Новое общество Золотой Середины повзрослевшему к тому времени Горыне было не по душе. Поэтому следующим местом богатырского досуга стала знаменитая на весь Славгород Кабацкая улица. Она полностью оправдывала своё название: кабаки ту были в каждом здании. Улица начиналась за следующим поворотом, и богатырь ускорил шаг, чтобы скорее увидеть свои угарно-родные пенаты.
– Сейчас я вам покажу лучшее место в Яви! – оживлённо воскликнул Горыня. – Вот увидите, там меня узнают. Я для Кабацкой – личность культовая!
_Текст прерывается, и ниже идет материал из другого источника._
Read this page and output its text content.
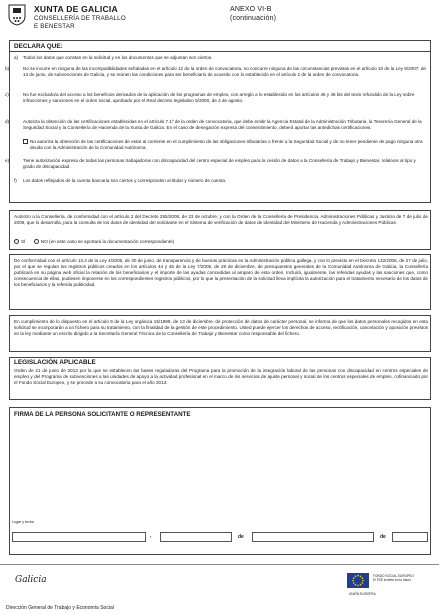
XUNTA DE GALICIA
CONSELLERÍA DE TRABALLO
E BENESTAR
ANEXO VI-B
(continuación)
DECLARA QUE:
a) Todos los datos que constan en la solicitud y en los documentos que se adjuntan son ciertos.
b)	No se incurre en ninguna de las incompatibilidades señaladas en el artículo 12 de la orden de convocatoria, no concurre ninguna de las circunstancias previstas en el artículo 10 de la Ley 9/2007, de 13 de junio, de subvenciones de Galicia, y se reúnen las condiciones para ser beneficiario de acuerdo con lo establecido en el artículo 2 de la orden de convocatoria.
c)	No fue excluido/a del acceso a los beneficios derivados de la aplicación de los programas de empleo, con arreglo a lo establecido en los artículos 46 y 46 bis del texto refundido de la Ley sobre infracciones y sanciones en el orden social, aprobado por el Real decreto legislativo 5/2000, de 4 de agosto.
d)	Autoriza la obtención de las certificaciones establecidas en el artículo 7.1º de la orden de convocatoria, que debe emitir la Agencia Estatal de la Administración Tributaria, la Tesorería General de la Seguridad Social y la Consellería de Hacienda de la Xunta de Galicia. En el caso de denegación expresa del consentimiento, deberá aportar las antedichas certificaciones.
No autoriza la obtención de las certificaciones de estar al corriente en el cumplimiento de las obligaciones tributarias o frente a la Seguridad Social y de no tener pendiente de pago ninguna otra deuda con la Administración de la Comunidad Autónoma.
e)	Tiene autorización expresa de todas las personas trabajadoras con discapacidad del centro especial de empleo para la cesión de datos a la Consellería de Trabajo y Bienestar, relativos al tipo y grado de discapacidad.
f) Los datos reflejados de la cuenta bancaria son ciertos y corresponden al titular y número de cuenta.
Autorizo a la Consellería, de conformidad con el artículo 2 del Decreto 255/2008, de 23 de octubre, y con la Orden de la Consellería de Presidencia, Administraciones Públicas y Justicia de 7 de julio de 2009, que lo desarrolla, para la consulta de los datos de identidad del solicitante en el Sistema de verificación de datos de identidad del Ministerio de Hacienda y Administraciones Públicas.
SÍ	NO (en este caso se aportará la documentación correspondiente)
De conformidad con el artículo 13.4 de la Ley 4/2006, de 30 de junio, de transparencia y de buenas prácticas en la Administración pública gallega, y con lo previsto en el Decreto 132/2006, de 27 de julio, por el que se regulan los registros públicos creados en los artículos 44 y 45 de la Ley 7/2005, de 29 de diciembre, de presupuestos generales de la Comunidad Autónoma de Galicia, la Consellería publicará en su página web oficial la relación de los beneficiarios y el importe de las ayudas concedidas al amparo de esta orden. Incluirá, igualmente, las referidas ayudas y las sanciones que, como consecuencia de ellas, pudiesen imponerse en los correspondientes registros públicos, por lo que la presentación de la solicitud lleva implícita la autorización para el tratamiento necesario de los datos de los beneficiarios y la referida publicidad.
En cumplimiento de lo dispuesto en el artículo 5 de la Ley orgánica 15/1999, de 13 de diciembre, de protección de datos de carácter personal, se informa de que los datos personales recogidos en esta solicitud se incorporarán a un fichero para su tratamiento, con la finalidad de la gestión de este procedimiento. Usted puede ejercer los derechos de acceso, rectificación, cancelación y oposición previstos en la ley mediante un escrito dirigido a la Secretaría General Técnica de la Consellería de Trabajo y Bienestar como responsable del fichero.
LEGISLACIÓN APLICABLE
Orden de 21 de junio de 2013 por la que se establecen las bases reguladoras del Programa para la promoción de la integración laboral de las personas con discapacidad en centros especiales de empleo y del Programa de subvenciones a las unidades de apoyo a la actividad profesional en el marco de los servicios de ajuste personal y social de los centros especiales de empleo, cofinanciado por el Fondo Social Europeo, y se procede a su convocatoria para el año 2013.
FIRMA DE LA PERSONA SOLICITANTE O REPRESENTANTE
Lugar y fecha
,	de	de
Galicia	FONDO SOCIAL EUROPEO
El FSE invierte en tu futuro
UNIÓN EUROPEA
Dirección General de Trabajo y Economía Social
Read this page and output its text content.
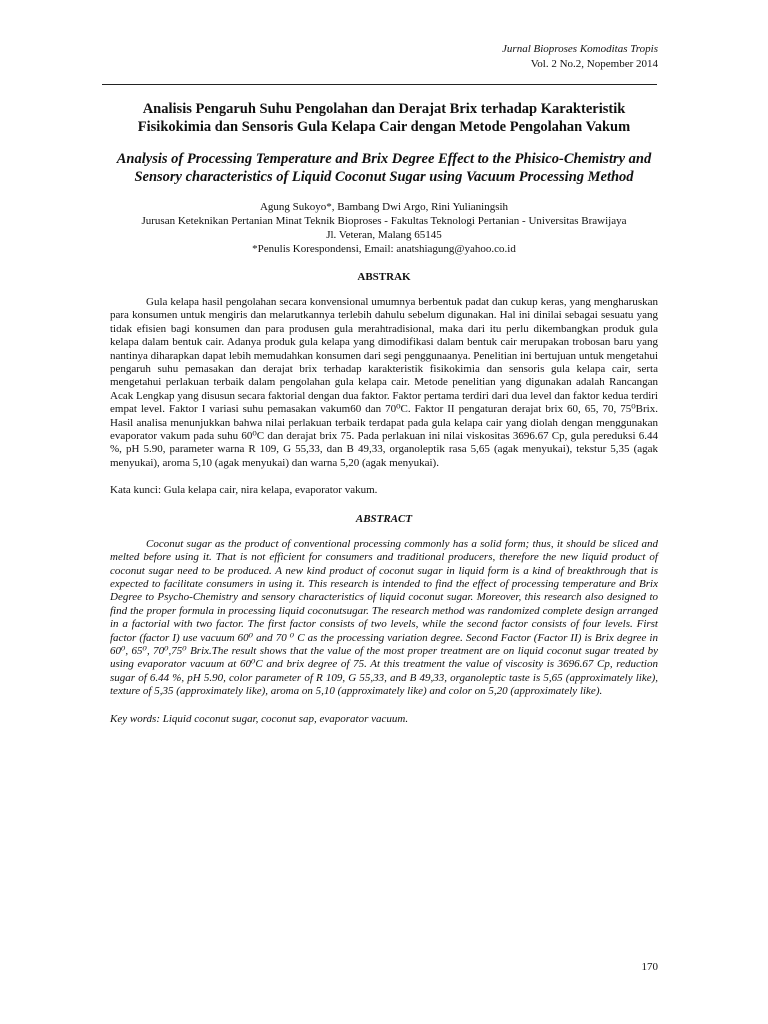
Jurnal Bioproses Komoditas Tropis
Vol. 2 No.2, Nopember 2014
Analisis Pengaruh Suhu Pengolahan dan Derajat Brix terhadap Karakteristik Fisikokimia dan Sensoris Gula Kelapa Cair dengan Metode Pengolahan Vakum
Analysis of Processing Temperature and Brix Degree Effect to the Phisico-Chemistry and Sensory characteristics of Liquid Coconut Sugar using Vacuum Processing Method
Agung Sukoyo*, Bambang Dwi Argo, Rini Yulianingsih
Jurusan Keteknikan Pertanian Minat Teknik Bioproses - Fakultas Teknologi Pertanian - Universitas Brawijaya
Jl. Veteran, Malang 65145
*Penulis Korespondensi, Email: anatshiagung@yahoo.co.id
ABSTRAK

Gula kelapa hasil pengolahan secara konvensional umumnya berbentuk padat dan cukup keras, yang mengharuskan para konsumen untuk mengiris dan melarutkannya terlebih dahulu sebelum digunakan. Hal ini dinilai sebagai sesuatu yang tidak efisien bagi konsumen dan para produsen gula merahtradisional, maka dari itu perlu dikembangkan produk gula kelapa dalam bentuk cair. Adanya produk gula kelapa yang dimodifikasi dalam bentuk cair merupakan trobosan baru yang nantinya diharapkan dapat lebih memudahkan konsumen dari segi penggunaanya. Penelitian ini bertujuan untuk mengetahui pengaruh suhu pemasakan dan derajat brix terhadap karakteristik fisikokimia dan sensoris gula kelapa cair, serta mengetahui perlakuan terbaik dalam pengolahan gula kelapa cair. Metode penelitian yang digunakan adalah Rancangan Acak Lengkap yang disusun secara faktorial dengan dua faktor. Faktor pertama terdiri dari dua level dan faktor kedua terdiri empat level. Faktor I variasi suhu pemasakan vakum60 dan 70⁰C. Faktor II pengaturan derajat brix 60, 65, 70, 75⁰Brix. Hasil analisa menunjukkan bahwa nilai perlakuan terbaik terdapat pada gula kelapa cair yang diolah dengan menggunakan evaporator vakum pada suhu 60⁰C dan derajat brix 75. Pada perlakuan ini nilai viskositas 3696.67 Cp, gula pereduksi 6.44 %, pH 5.90, parameter warna R 109, G 55,33, dan B 49,33, organoleptik rasa 5,65 (agak menyukai), tekstur 5,35 (agak menyukai), aroma 5,10 (agak menyukai) dan warna 5,20 (agak menyukai).

Kata kunci: Gula kelapa cair, nira kelapa, evaporator vakum.

ABSTRACT

Coconut sugar as the product of conventional processing commonly has a solid form; thus, it should be sliced and melted before using it. That is not efficient for consumers and traditional producers, therefore the new liquid product of coconut sugar need to be produced. A new kind product of coconut sugar in liquid form is a kind of breakthrough that is expected to facilitate consumers in using it. This research is intended to find the effect of processing temperature and Brix Degree to Psycho-Chemistry and sensory characteristics of liquid coconut sugar. Moreover, this research also designed to find the proper formula in processing liquid coconutsugar. The research method was randomized complete design arranged in a factorial with two factor. The first factor consists of two levels, while the second factor consists of four levels. First factor (factor I) use vacuum 60⁰ and 70 ⁰ C as the processing variation degree. Second Factor (Factor II) is Brix degree in 60⁰, 65⁰, 70⁰,75⁰ Brix.The result shows that the value of the most proper treatment are on liquid coconut sugar treated by using evaporator vacuum at 60⁰C and brix degree of 75. At this treatment the value of viscosity is 3696.67 Cp, reduction sugar of 6.44 %, pH 5.90, color parameter of R 109, G 55,33, and B 49,33, organoleptic taste is 5,65 (approximately like), texture of 5,35 (approximately like), aroma on 5,10 (approximately like) and color on 5,20 (approximately like).

Key words: Liquid coconut sugar, coconut sap, evaporator vacuum.

170
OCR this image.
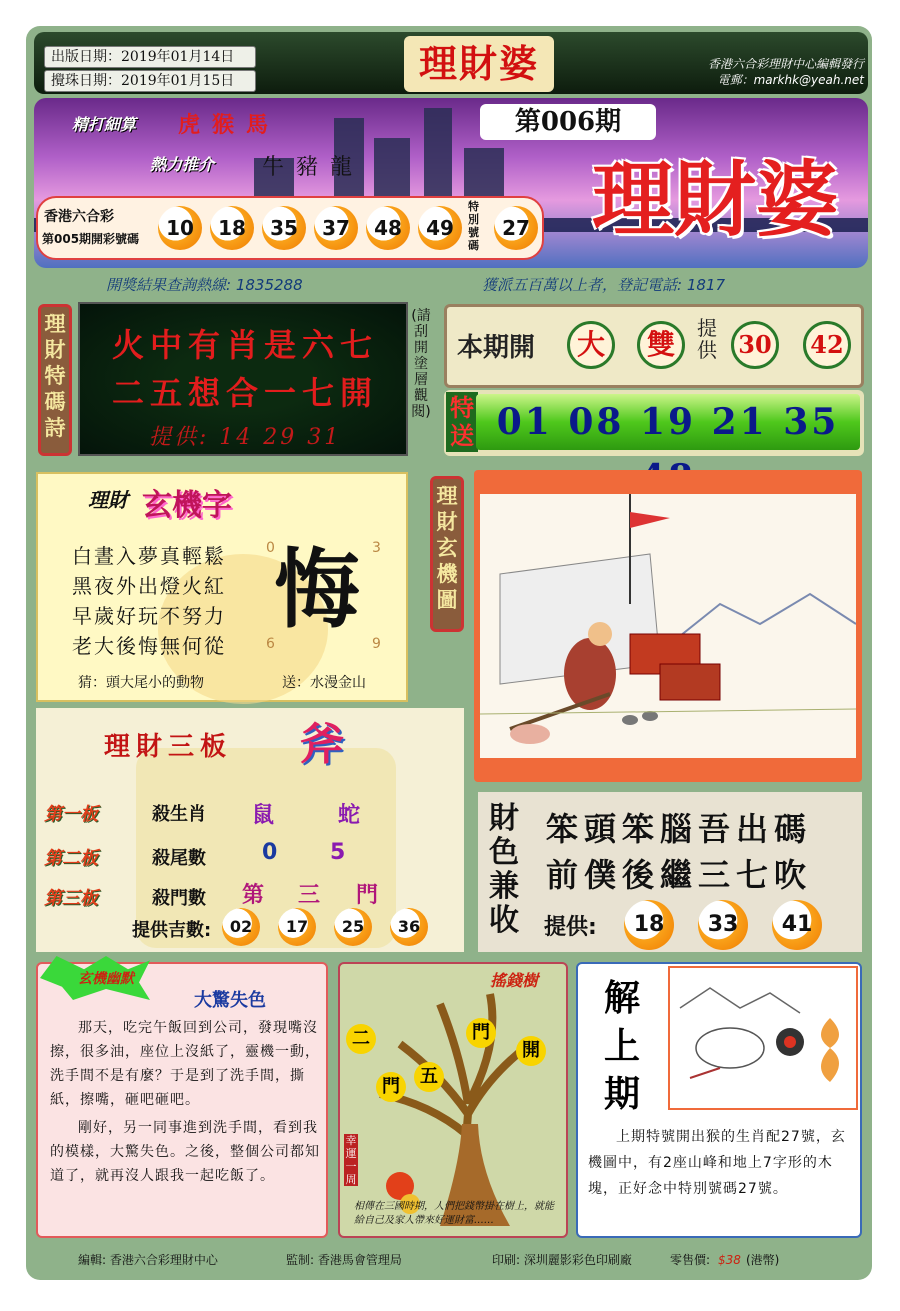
出版日期：2019年01月14日
攪珠日期：2019年01月15日	理財婆	香港六合彩理財中心編輯發行
電郵：markhk@yeah.net
精打細算 虎猴馬
熱力推介 牛豬龍
第006期
理財婆
香港六合彩
第005期開彩號碼	10	18	35	37	48	49
特別號碼
27
開獎結果查詢熱線: 1835288	獲派五百萬以上者，登記電話: 1817
理財特碼詩
火中有肖是六七
二五想合一七開
提供: 14 29 31
(請刮開塗層觀閱)
本期開	大	雙	提供 30	42
特送 01 08 19 21 35
理財 玄機字
白晝入夢真輕鬆
黑夜外出燈火紅
早歲好玩不努力
老大後悔無何從
悔
0	3
6	9
猜：頭大尾小的動物	送：水漫金山
理財玄機圖
理財三板 斧
第一板	殺生肖 鼠	蛇
第二板	殺尾數	0 5
第三板	殺門數 第 三 門
提供吉數:	02	17	25	36
財色兼收
笨頭笨腦吾出碼
前僕後繼三七吹
提供:	18	33	41
玄機幽默
大驚失色
那天，吃完午飯回到公司，發現嘴沒擦，很多油，座位上沒紙了，靈機一動，洗手間不是有麼？于是到了洗手間，撕紙，擦嘴，砸吧砸吧。
剛好，另一同事進到洗手間，看到我的模樣，大驚失色。之後，整個公司都知道了，就再沒人跟我一起吃飯了。
搖錢樹
二	門
五
門
開
幸運一周
相傳在三國時期，人們把錢幣掛在樹上，就能給自己及家人帶來好運財富……
解上期
上期特號開出猴的生肖配27號，玄機圖中，有2座山峰和地上7字形的木塊，正好念中特別號碼27號。
編輯: 香港六合彩理財中心	監制: 香港馬會管理局	印刷: 深圳麗影彩色印刷廠	零售價: $38 (港幣)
Богатырь остановился, завращал глазами под прикрытыми веками, вспоминая:
– Так. По левой стороне кабаки: «Синий кабан», «Два меча», «У Гостомысла». По правой: «Друже», «Косое око» и «Полон жбан». Кощей, а ну сходи проверь мою память.
Кощей скрылся за поворотом.
– Знаешь, малявка, – обратился Горыня к Искре, – когда-нибудь мне стукнет девяносто. Я забуду своё имя, начну гадить в шапку и подозревать, что тебя подменили на соломенное чучело. Но, клянусь, чертоги моей угасающей памяти сохранят названия сих замечательных заведений.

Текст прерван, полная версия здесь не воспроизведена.